6. Applications, representative domains, and outlook
ALF methods now span pure mathematics, theorem proving, software verification, scientific formalization, and research-level mathematics. In directed topology, the Lean formalization of directed spaces and the Directed Van Kampen theorem is explicitly framed as an ALF-aligned artifact because it yields mathematically robust, reusable, and automation-friendly formal components for compositional reasoning about concurrent systems (Basold et al., 2023). The central theorem establishes, under open-cover hypotheses, a pushout decomposition
4
in Cat, and the paper argues that this reduces deduction of properties of a composed concurrent system to that of subsystems (Basold et al., 2023).
In backend systems, ALF translates Scala services into Lean 4, synthesizes API and table-level theorems, and attempts both proofs and negation proofs. On four realistic Scala projects, the method formally verifies over 50% of requirements, confirms 8 of 11 injected bugs by negation proofs, and reports an average verification cost of approximately \$2.19 per API in one setting (Xu et al., 13 Apr 2025). The trust model remains kernel-centric: only Lean-accepted proofs count as verification (Xu et al., 13 Apr 2025).
In scientific domains, FormalScience applies ALF to quantum mechanics and electromagnetism. It builds FormalPhysics, a 200-item corpus of university-level physics problems, expanded informal solutions, and Lean 4 proofs with no sorry and no axioms. The paper emphasizes domain-specific semantic drift, introducing categories such as notational collapse, abstraction elevation, proof strategy substitution, and implicit premise selection (Meadows et al., 24 Apr 2026).

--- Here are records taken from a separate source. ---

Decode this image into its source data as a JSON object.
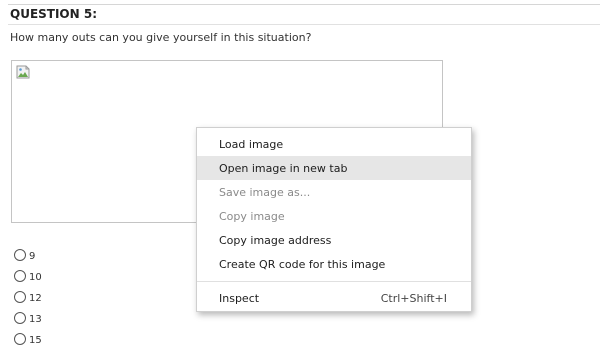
{
  "question": {
    "title": "QUESTION 5:",
    "text": "How many outs can you give yourself in this situation?"
  },
  "image": {
    "broken_icon": "broken-image-icon"
  },
  "options": [
    {
      "label": "9"
    },
    {
      "label": "10"
    },
    {
      "label": "12"
    },
    {
      "label": "13"
    },
    {
      "label": "15"
    }
  ],
  "context_menu": {
    "items": [
      {
        "label": "Load image",
        "state": "normal"
      },
      {
        "label": "Open image in new tab",
        "state": "hover"
      },
      {
        "label": "Save image as...",
        "state": "disabled"
      },
      {
        "label": "Copy image",
        "state": "disabled"
      },
      {
        "label": "Copy image address",
        "state": "normal"
      },
      {
        "label": "Create QR code for this image",
        "state": "normal"
      }
    ],
    "inspect": {
      "label": "Inspect",
      "shortcut": "Ctrl+Shift+I"
    }
  },
  "colors": {
    "hover_bg": "#e6e6e6",
    "disabled_text": "#8a8a8a"
  }
}
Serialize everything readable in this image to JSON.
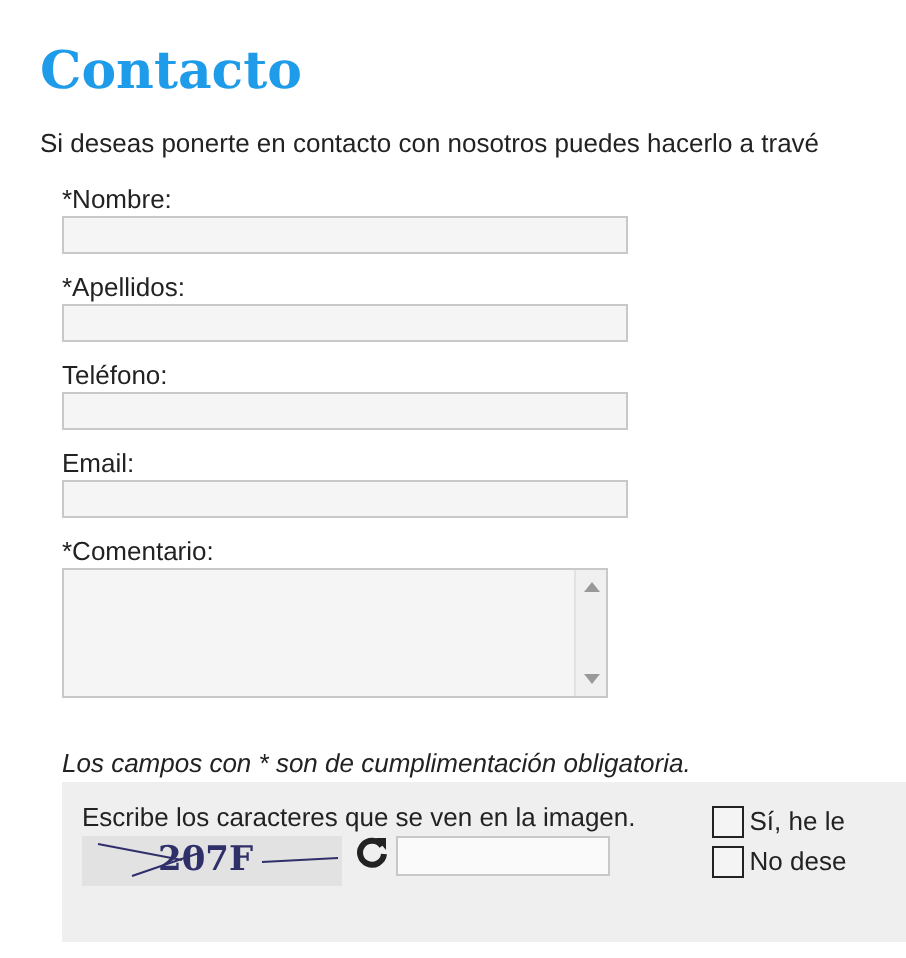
{
  "title": "Contacto",
  "intro": "Si deseas ponerte en contacto con nosotros puedes hacerlo a travé",
  "fields": [
    {
      "label": "*Nombre:",
      "kind": "text"
    },
    {
      "label": "*Apellidos:",
      "kind": "text"
    },
    {
      "label": "Teléfono:",
      "kind": "text"
    },
    {
      "label": "Email:",
      "kind": "text"
    },
    {
      "label": "*Comentario:",
      "kind": "textarea"
    }
  ],
  "note": "Los campos con * son de cumplimentación obligatoria.",
  "captcha": {
    "instruction": "Escribe los caracteres que se ven en la imagen.",
    "code": "207F"
  },
  "checkboxes": [
    {
      "label": "Sí, he le",
      "checked": false
    },
    {
      "label": "No dese",
      "checked": false
    }
  ]
}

Research-level ALF is represented most strongly by “Beyond the Library,” which formalizes PutnamBench and five STOC papers using a multi-agent, type-first pipeline. The system dynamically creates missing types and validates them with auxiliary lemmas before formalizing the main theorems. It solves 32 of 32 randomly sampled PutnamBench problems and formalizes the main theorems and proofs of all five selected STOC papers; two of these are proved with no axioms beyond Lean’s kernel (Moakhar et al., 30 Jun 2026). In one case, the system finds a concrete counterexample to a published lemma and isolates the gap by admitting a later result as a scoped axiom, illustrating that ALF can expose defects in source mathematics rather than merely transcribe it (Moakhar et al., 30 Jun 2026).
The asymptotic statistics project shows the same research-facing trajectory in a domain with thin Mathlib coverage. It reports approximately 80,700 lines across 151 files, around 240 definitions, and around 1,000 lemmas and theorems, all axiom-clean, with cornerstone results covering LAN, asymptotic representation, Hájek–Le Cam convolution, Local Asymptotic Minimax, and a semi-parametric convolution theorem (Wei et al., 3 Jun 2026).
A plausible implication is that ALF is evolving from a collection of heuristics into a systems discipline with distinct subfields: data augmentation, retrieval-grounded proving, semantic evaluation, audit-driven formalization, and domain-specific library construction. The main unresolved tension across these strands is consistent: Lean’s kernel provides strong local correctness, but scalable formalization still depends on external mechanisms to control statement drift, library mismatch, or missing vocabulary. Current work therefore treats augmentation not as an optional convenience, but as the central engineering layer through which Lean formalization is made scalable, reusable, and source-faithful.